On Mount Moriah
20 May 2016
Reading: 1 Kings 6; 2 Chronicles 3; Psalm 97; Romans 1
So Solomon began to build the Temple of the Lord in Jerusalem on Mount Moriah, where the Lord had appeared to David, his father. The Temple was built on the threshing floor of Araunah the Jebusite, the site that David had selected. (2 Chronicles 3:1 NLT)
David chose Mount Moriah, the very place where Abraham, hundreds of years earlier, had offered his son Isaac to God, as the location for the Temple of the Lord. David collected the materials and prepared everything he possibly could for the successful construction of a magnificent Temple for God. Solomon put the plan in place, organized the team, and set to work. A little way into the project, God spoke to Solomon and reminded him that there’s more to it than just getting the project finished.

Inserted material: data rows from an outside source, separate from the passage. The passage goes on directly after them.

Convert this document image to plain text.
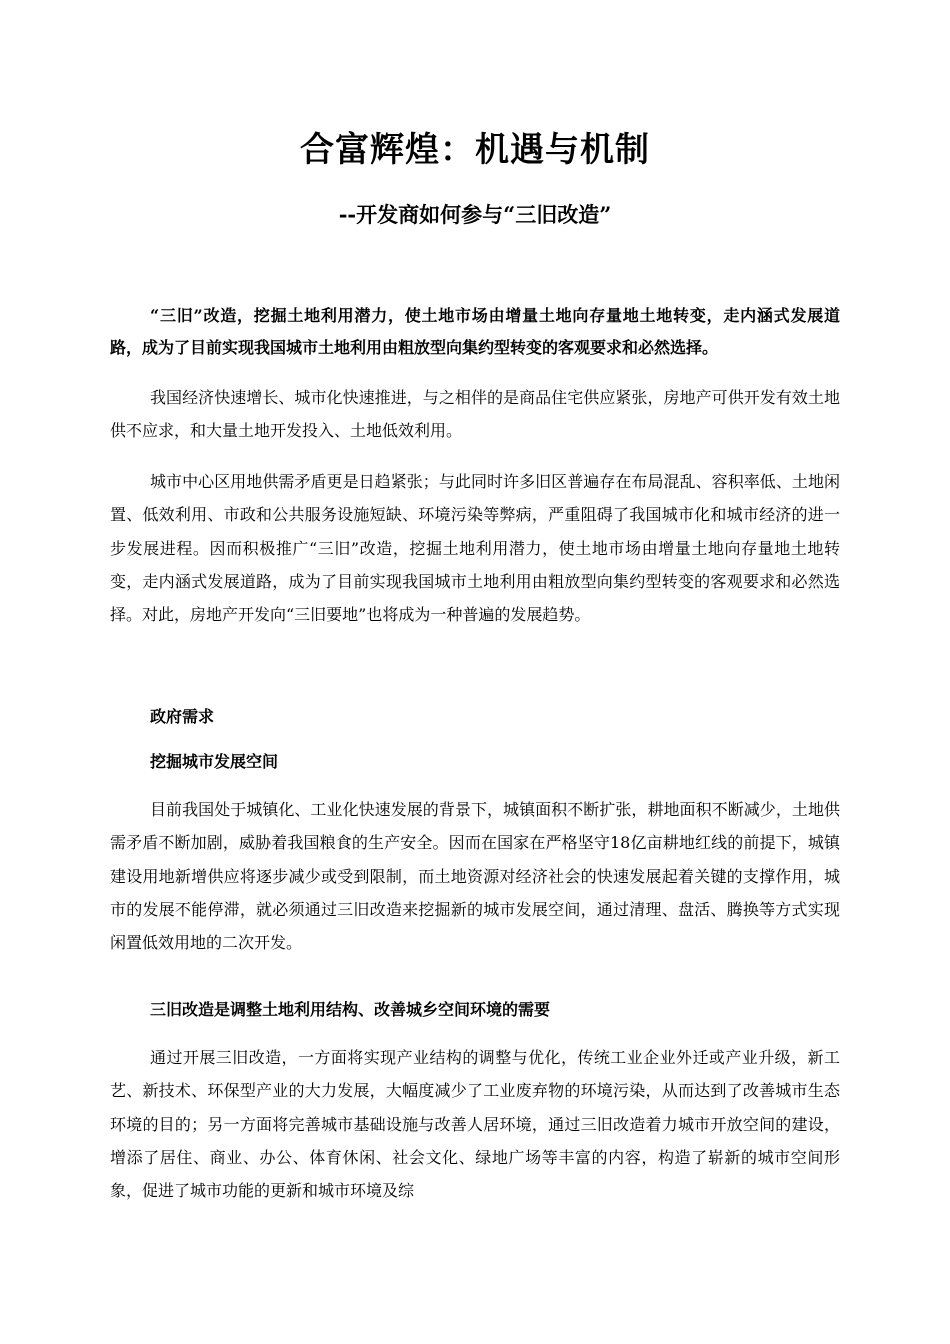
合富辉煌：机遇与机制
--开发商如何参与“三旧改造”

“三旧”改造，挖掘土地利用潜力，使土地市场由增量土地向存量地土地转变，走内涵式发展道路，成为了目前实现我国城市土地利用由粗放型向集约型转变的客观要求和必然选择。

我国经济快速增长、城市化快速推进，与之相伴的是商品住宅供应紧张，房地产可供开发有效土地供不应求，和大量土地开发投入、土地低效利用。

城市中心区用地供需矛盾更是日趋紧张；与此同时许多旧区普遍存在布局混乱、容积率低、土地闲置、低效利用、市政和公共服务设施短缺、环境污染等弊病，严重阻碍了我国城市化和城市经济的进一步发展进程。因而积极推广“三旧”改造，挖掘土地利用潜力，使土地市场由增量土地向存量地土地转变，走内涵式发展道路，成为了目前实现我国城市土地利用由粗放型向集约型转变的客观要求和必然选择。对此，房地产开发向“三旧要地”也将成为一种普遍的发展趋势。

政府需求
挖掘城市发展空间

目前我国处于城镇化、工业化快速发展的背景下，城镇面积不断扩张，耕地面积不断减少，土地供需矛盾不断加剧，威胁着我国粮食的生产安全。因而在国家在严格坚守18亿亩耕地红线的前提下，城镇建设用地新增供应将逐步减少或受到限制，而土地资源对经济社会的快速发展起着关键的支撑作用，城市的发展不能停滞，就必须通过三旧改造来挖掘新的城市发展空间，通过清理、盘活、腾换等方式实现闲置低效用地的二次开发。

三旧改造是调整土地利用结构、改善城乡空间环境的需要

通过开展三旧改造，一方面将实现产业结构的调整与优化，传统工业企业外迁或产业升级，新工艺、新技术、环保型产业的大力发展，大幅度减少了工业废弃物的环境污染，从而达到了改善城市生态环境的目的；另一方面将完善城市基础设施与改善人居环境，通过三旧改造着力城市开放空间的建设，增添了居住、商业、办公、体育休闲、社会文化、绿地广场等丰富的内容，构造了崭新的城市空间形象，促进了城市功能的更新和城市环境及综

11 Then the Lord gave this message to Solomon: 12 “Concerning this Temple you are building, if you keep all my decrees and regulations and obey all my commands, I will fulfill through you the promise I made to your father, David. 13 I will live among the Israelites and will never abandon my people Israel.” (1 Kings 6:11-13 NLT)
God made us capable of dreaming big dreams, facing great challenges, and undertaking great projects. We’ve got to remember that even when we’re tackling the project and doing the work, God is interested in whether we’re living the life – living the way he set out for us to live and following his instructions carefully and obediently.
Here’s a little perspective: Solomon’s Temple was destroyed later by an invading army. Ezra’s restoration of the Temple fell into disrepair as the people drifted from faith. Herod’s Temple, built on the same spot, was destroyed by the Romans. Today a mosque occupies the spot.
The thing that matters for eternity is that while we’re doing the work we’ve been given to do, we’re living the life we’re called to live.
Father, I realized this morning that while we keep track of our successes and failures, you keep track of our hearts. I find that challenging, because I know we can take credit for successes and excuse failures, but our hearts are what they are and you see it all. Please help me to have clean hands and a pure heart in your sight. I want to live the life, not just do the work. Amen.